Pooja is 13, and despite the begging and the scarred face, life is not that bad. Perhaps. She has a mother, a sister, three brothers, a house, and a best friend. She also goes to a school.
“It is run by Christian people,” Pooja says. Each morning, she boards a DTC bus from her ‘quarter’ in Rohini, a neighbourhood in the western extremity of Delhi. One-and-a-half hours later, she gets down at Paharganj and heads straight to school. There, along with other ‘beggar children’, she struggles through English, Hindi and maths. The students get free lunch and Pooja, especially, is loved by teachers. “Both sir and ma’am are very nice to me.”
It was at the school that she discovered her best friend, Manisha. “She cares for me,” Pooja says. “Sometimes in the class, I start playing and then Manisha slaps me and say, ‘Study’.”
Wearing a black shawl around a light blue cardigan, Pooja has pierced ears but no earrings. Her voice is calm and she often smiles, though her eyes flit around restlessly.
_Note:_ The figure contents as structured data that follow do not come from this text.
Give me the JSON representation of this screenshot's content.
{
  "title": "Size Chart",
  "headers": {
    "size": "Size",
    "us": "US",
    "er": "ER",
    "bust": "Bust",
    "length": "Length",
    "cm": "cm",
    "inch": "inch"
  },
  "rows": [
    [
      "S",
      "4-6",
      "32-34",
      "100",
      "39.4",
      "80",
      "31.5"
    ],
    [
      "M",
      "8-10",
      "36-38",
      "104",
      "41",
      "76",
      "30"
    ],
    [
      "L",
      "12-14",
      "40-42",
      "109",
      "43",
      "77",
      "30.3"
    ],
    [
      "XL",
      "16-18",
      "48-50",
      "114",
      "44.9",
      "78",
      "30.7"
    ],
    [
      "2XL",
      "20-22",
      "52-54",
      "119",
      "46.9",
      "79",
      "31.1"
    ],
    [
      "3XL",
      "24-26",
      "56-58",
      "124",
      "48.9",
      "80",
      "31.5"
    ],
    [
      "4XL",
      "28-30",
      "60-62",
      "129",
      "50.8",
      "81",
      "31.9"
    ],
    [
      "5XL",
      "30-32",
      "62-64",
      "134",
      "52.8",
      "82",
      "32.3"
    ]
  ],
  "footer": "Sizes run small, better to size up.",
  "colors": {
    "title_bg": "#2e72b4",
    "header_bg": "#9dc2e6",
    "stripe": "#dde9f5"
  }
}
After school ends at 1 pm, Pooja wanders in the bylanes of Paharganj, which is like a second home to her. She used to live in the slum opposite the police station here. In 2006, under the Supreme Court order, the Delhi government demolished the settlement and sent the displaced families to one-room apartments in Rohini. Soon afterwards, Pooja’s father died. Her two brothers went to live in a 24-hour shelter in Daryaganj. Her mother is now looking for work.
“We were rich,” Pooja says. “My papa had a truck. Even when it stood in the garage, he got Rs 5,000 daily; when it was on the road, he got Rs 10,000. But then Papa made friends with a man who started giving him drugs, and while celebrating the birth of Vishal (her younger brother), this man gave a lot of drugs to papa and cheated him of the truck’s papers.”
By the time Pooja’s father lost the truck, he had become too much of an addict to care about anything. “Papa died two years ago of an overdose,” she says. “Mummy started working as a painter in Rohini, but then maami (aunt) died and she could not go to work for a few days, and lost her job.”
To support the family, Pooja daily spends a few hours accosting foreign tourists in Paharganj streets. “I tell the goras (white people), ‘I study, I have no papa, please help me.’ Sometimes, if it’s a nice angrez (foreigner), he gives me Rs 1,000 or Rs 500.” She gives a part of the earning to the mother and keeps the rest. “I’m saving money so that I can arrange for a stall for my brothers when they grow up.”
As the family’s big sister, Pooja wants her brothers “to make a good living” so that they can take care of the mother and “arrange a good home for my sister”.
By now, she is looking bored. The girl gets off the scooter, walks up the bazaar looking for best friend Manisha who, too, is begging somewhere around. It is time to play.